![]()
Oleh: Prof. Dr. KH. Sutan Nasomal, SH, MH
(Pakar Hukum Internasional, Ekonom)
Indonesia, negeri agraris yang sejak dahulu kala dikenal dengan kekayaan alamnya, kini menghadapi ancaman besar yang mengarah pada kepunahan ekosistem pertanian dan perkebunan tradisional. Perambahan hutan secara membabi buta, alih fungsi lahan produktif menjadi perkebunan sawit dan tambang, serta pembiaran terhadap eksploitasi lingkungan telah membawa kita pada krisis multidimensi: kerusakan ekologi, kemiskinan petani, dan runtuhnya ketahanan pangan.
Saya ingin menegaskan, tidak ada cara lain untuk menghentikan bencana ekologis ini kecuali dengan keberpihakan penuh dari Presiden Republik Indonesia. Hanya presiden dengan kekuatan konstitusional yang mampu menggerakkan semua kementerian untuk menyelidiki, menghentikan, dan memulihkan kerusakan yang telah terjadi selama puluhan tahun ini. Presiden Prabowo Subianto, yang memiliki latar belakang kuat sebagai tokoh pertanian sebelum menjabat, saya yakini mampu menjadi pemimpin pemulihan sektor pertanian nasional.
Pasal 33 ayat (3) UUD 1945 menyatakan bahwa “Bumi, air, dan kekayaan alam yang terkandung di dalamnya dikuasai oleh negara dan dipergunakan untuk sebesar-besar kemakmuran rakyat.” Namun faktanya, yang terjadi adalah sebaliknya. Rakyat, khususnya petani, justru makin dimiskinkan, desa-desa kehilangan sumber daya, dan pemerintah seolah tak berdaya menghadapi kekuatan ekonomi yang merusak.
Bayangkan, berapa juta pohon kelapa yang telah ditebang? Buah-buahan seperti cempedak, duku, nangka, dan salak hampir hilang dari sumber aslinya. Anak-anak muda di daerah bahkan tidak pernah lagi melihat wujud pohon buah tersebut. Semua telah digantikan oleh hamparan sawit ratusan kilometer tanpa dampak nyata bagi masyarakat setempat.
Saya menilai, negara telah terlalu lama membiarkan kepentingan kelompok kecil menguasai lahan-lahan strategis. Lembaga-lembaga negara seperti DLH, DPR, DPD, dan kementerian terkait pun tampak gagal menjalankan fungsi pengawasan dan perlindungan terhadap kekayaan bangsa. Padahal, pertambangan dan perkebunan sawit telah terbukti menghancurkan struktur sosial ekonomi masyarakat desa, merusak tanah, dan menyumbat sumber air. Semua ini hanya memperluas jurang pengangguran dan kemiskinan.
Lebih ironis lagi, tidak satu pun gubernur atau bupati yang secara tegas menolak kerusakan daerahnya.
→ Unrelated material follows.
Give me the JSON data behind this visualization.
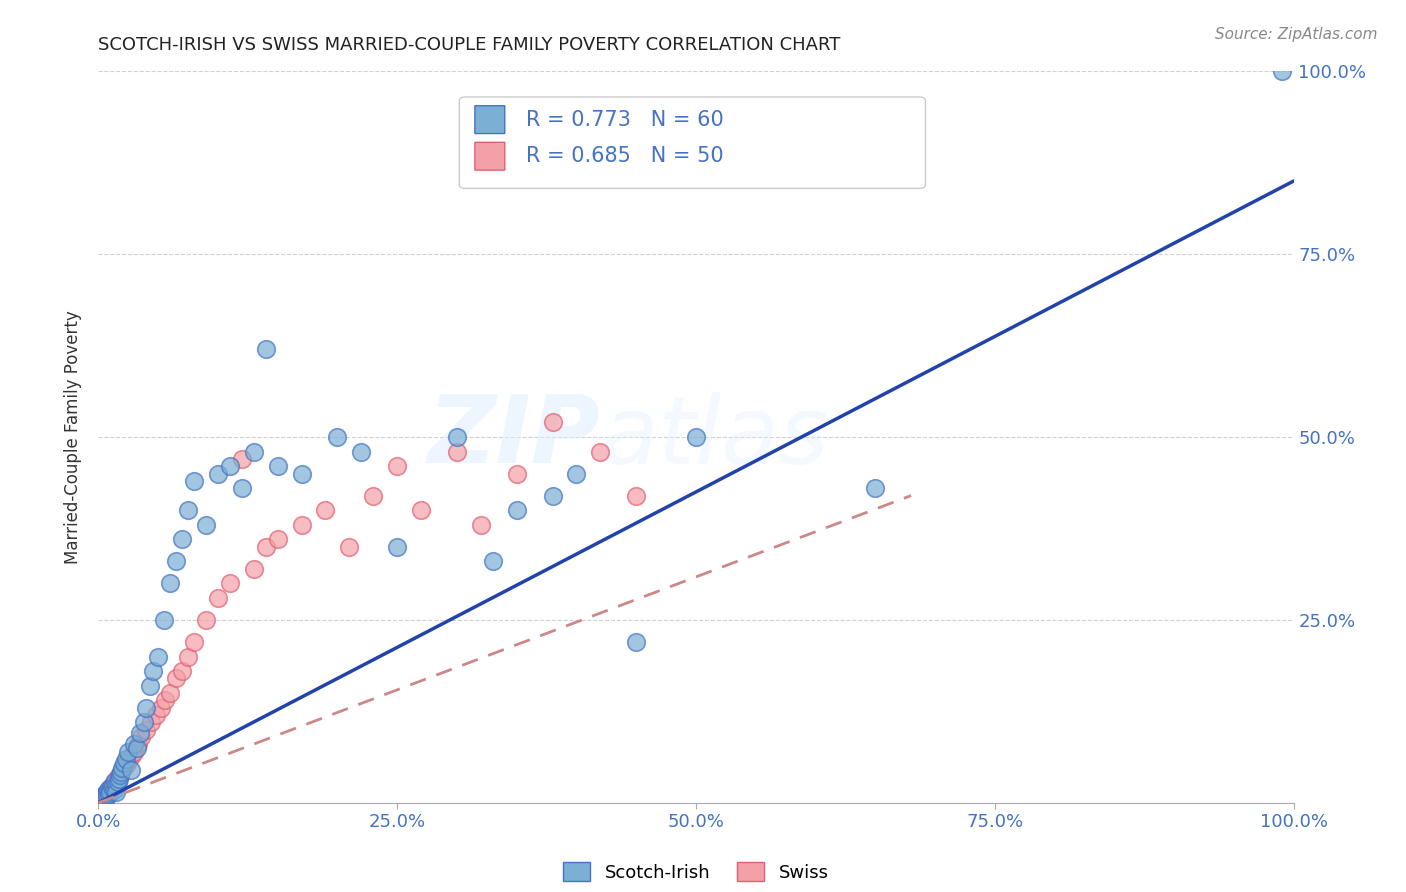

Mereka justru seolah memberi karpet merah untuk perusakan sistematis terhadap kekayaan daerah. Mereka diam saat pasir laut disedot, hutan ditebang, dan ladang rakyat dirampas.
Kondisi ini tidak bisa terus dibiarkan. Maka, saya menyerukan kepada seluruh Kepala Desa yang berjumlah lebih dari 75.000 di seluruh Indonesia untuk bersatu menjaga tanah airnya. Tanah desa adalah fondasi ketahanan pangan nasional. Kepala desa harus didukung oleh perlindungan hukum yang tegas, agar mereka tidak ditekan, dirampas, atau diintimidasi oleh kekuatan modal dan kepentingan politik sesaat.
Tanpa tanah untuk bertani, bagaimana mungkin rakyat bisa hidup mandiri? Tanpa air bersih, bagaimana mungkin desa bisa bertahan? Dan tanpa hasil bumi, bagaimana kita bisa berbicara tentang ketahanan pangan nasional?
Kita sedang menghadapi ancaman besar: hilangnya sumber daya alam, rusaknya tatanan ekonomi desa, dan hancurnya warisan pertanian lokal yang telah menopang kehidupan bangsa ini selama berabad-abad. Negara harus segera bangkit dan bertindak. Jangan hanya menakut-nakuti rakyat kecil dengan pasal dan perda, sementara perusak lingkungan dan perampas tanah tetap leluasa.
Kita membutuhkan kebijakan yang berpihak, bukan sekadar wacana. Kita membutuhkan pemimpin yang berani, bukan yang diam. Dan yang terpenting, kita membutuhkan solidaritas—antara pemerintah pusat, daerah, dan masyarakat desa—untuk mengembalikan Indonesia sebagai negeri agraris yang berdaulat atas kekayaan alamnya.